The safety of visitors is the top priority of every public place, and yet in the era of coronavirus the meaning of safety has evolved. An invisible threat has led to the temporary shuttering of many public places, and in particular many people will experience fear or anxiety using a public restroom.  We think this fear is exaggerated, but regardless it’s important to protect visitors the best we can.  Here is what you can do to best protect those who use your restrooms:

 

distancing

Tape off or cover over some fixtures to create greater separation between users

The Centers for Disease Control and Prevention (CDC) has broadly recommended people keeping a distance of 6 feet from all others at all times when possible.  Unfortunately, restrooms were not designed with this kind of distancing in mind.  Sinks and urinals are generally about half that distance away from each other.

 

By taping every other sink or urinal off, it sends a very clear message for users to avoid them.

 

Make your hand dryers inoperative

It is believed that covid-19 spreads primarily through tiny water droplets expelled through the breath of infected individuals.  Hand driers produce high speed turbulence which keeps these droplets suspended in the air indefinitely, keeping the air within the restroom unsafe.
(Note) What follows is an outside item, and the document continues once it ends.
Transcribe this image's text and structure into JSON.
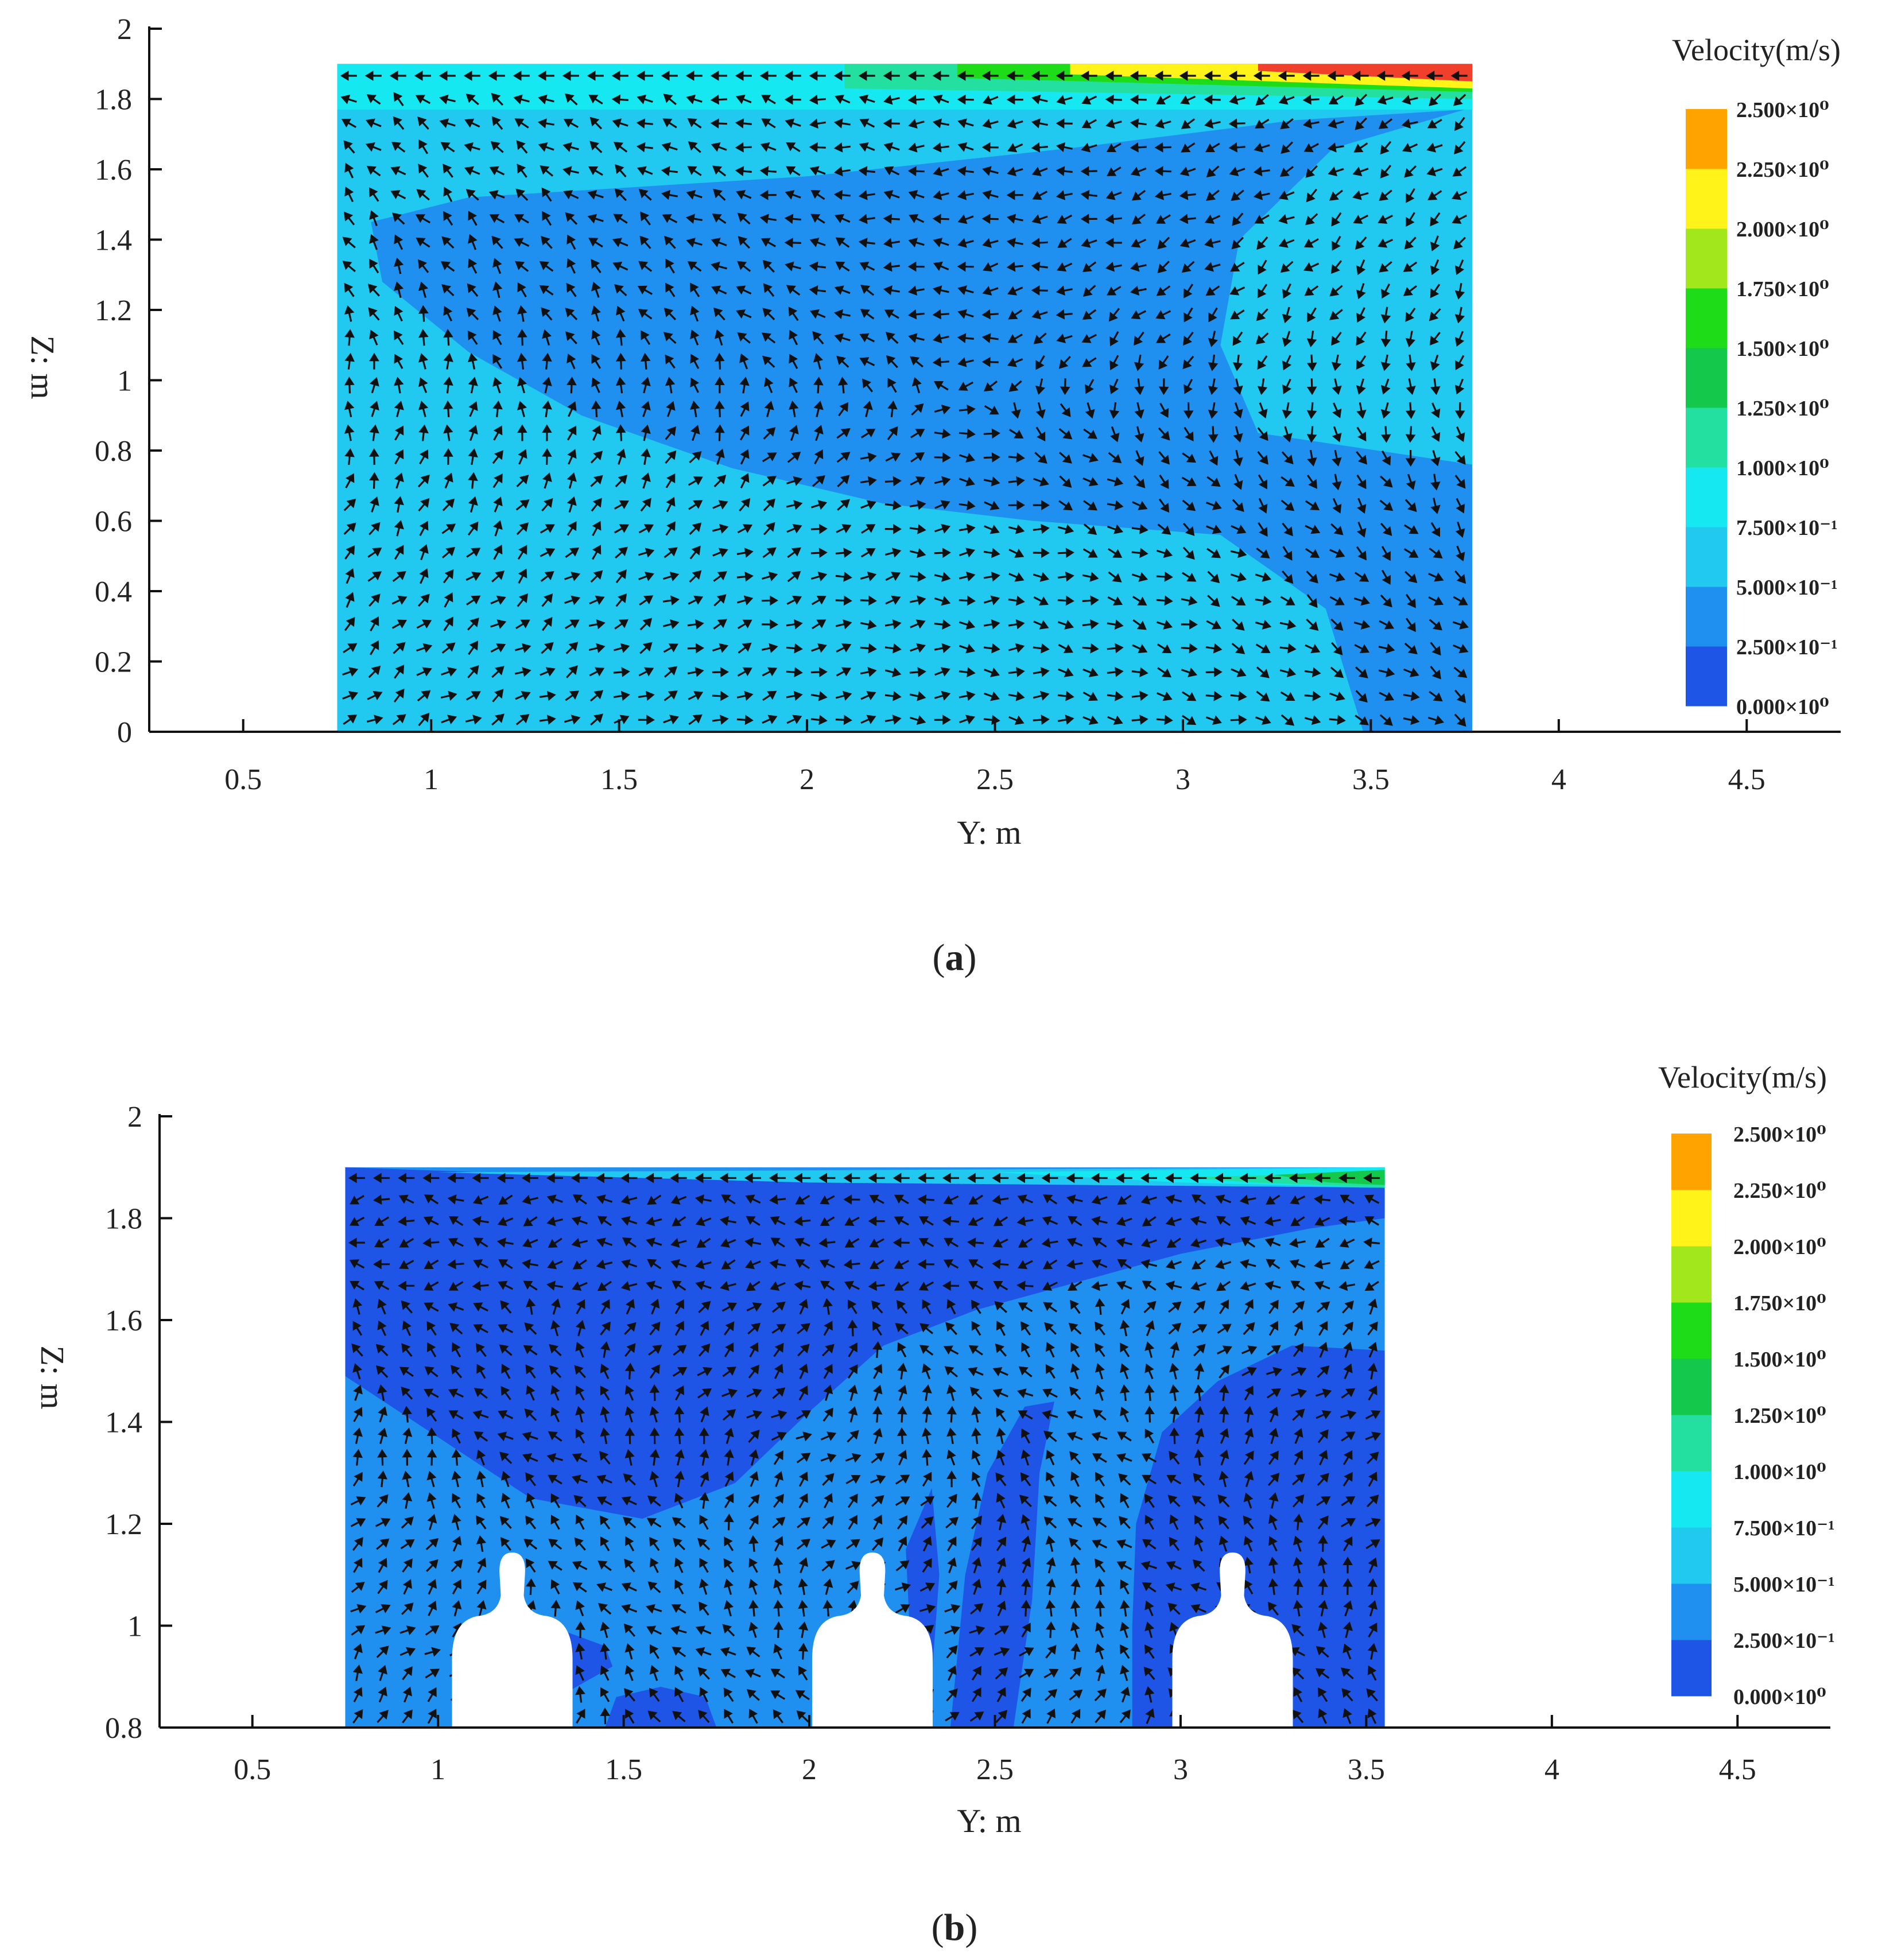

We recommend disabling these devices and replacing them with a touchless paper towel dispenser.  Those paper towels can also be useful for touching the door handle as visitors leave the restroom.

 

Install a touchless hand sanitizer dispenser

Unless your maintenance crew is hyper-vigilant, odds are your soap dispenser will run on empty and stay empty for a while.  With no soap, visitors would potentially have no way to disinfect their hands before leaving.  Having a hand sanitizer dispenser provides a second layer of protection to help insure that there is always a way for visitors to stay clean and protected.

And because hand sanitizer does not need to be washed off your hands like soap is, visitors can take a dab and apply it after touching the door upon exiting.

 

Frequently refill soap and hand-sanitizer dispensers

Even before covid this was general good advice for giving visitors a positive restroom experience, but it’s of obvious extra importance in the current time we are going through.  People are washing their hands at higher rates than before, so expect these supplies to need more frequent maintenance than in years past.  There will even be people going into your restroom JUST to wash their hands and nothing else!  This is one of the simpler yet more critical things you can do to make your restroom safer.

 

Maximize ventilation

Even with hand driers disabled, you should still expect the air of a public restroom to contain some water droplets that could potentially be harmful.  Introducing outside air into the restroom space through ventilation can remove airborne droplets quickly.  This the easiest and most effective way to reduce airborne transmission of pathogens.  Therefore, make sure that you have open windows and vents in the restroom.  If you have a bathroom fan it should be set to run continuously.

 

Disinfect fixture handles and buttons frequently

Transmission of coronavirus may  come from touching common surfaces that an infected person had previously touched.  We recommend frequent disinfection of any permanent surface a visitor might touch with their hands, particularly the door handles to the stalls and entry door.

 

Keep the entry door open (or remove it completely)

Anything you can reasonably do to reduce contact with surfaces will help reduce the risk of transmission.  Door hardware may be the highest risk surface in a restroom.  Consider keeping the front door open.  Having the door open will also greatly increase air ventilation.

For outdoor restrooms we recommend having a privacy screen in front of the entrance so as to maintain privacy with an open door.

 

Replace existing fixtures with hands-free activators

This could include toilets, urinals, faucets, soap dispensers, paper towel dispensers, and sanitizing liquid dispensers.  Typically these are battery operated and some are relatively easy to install.

 

Adding lids to the toilet seats?

This suggestion is being widely suggested due to concerns that the flushing of toilets causes a flume of toilet water to be ejected out of the toilet onto adjacent surfaces.  Although toilet seat lids may make your users feel safer, it is not well established that it will reduce exposure as closing a the toilet seat lid means touching a surface that is covered with microbes.  There is no evidence to date that coronavirus can be spread through fecal exposure.

 

In summary

It’s best to find ways to keep your visitors at safe distances while minimizing their need to touch things and maximizing the air flow and access to hand sanitation.  If precautions are taken, users should feel reasonably safe using public restrooms.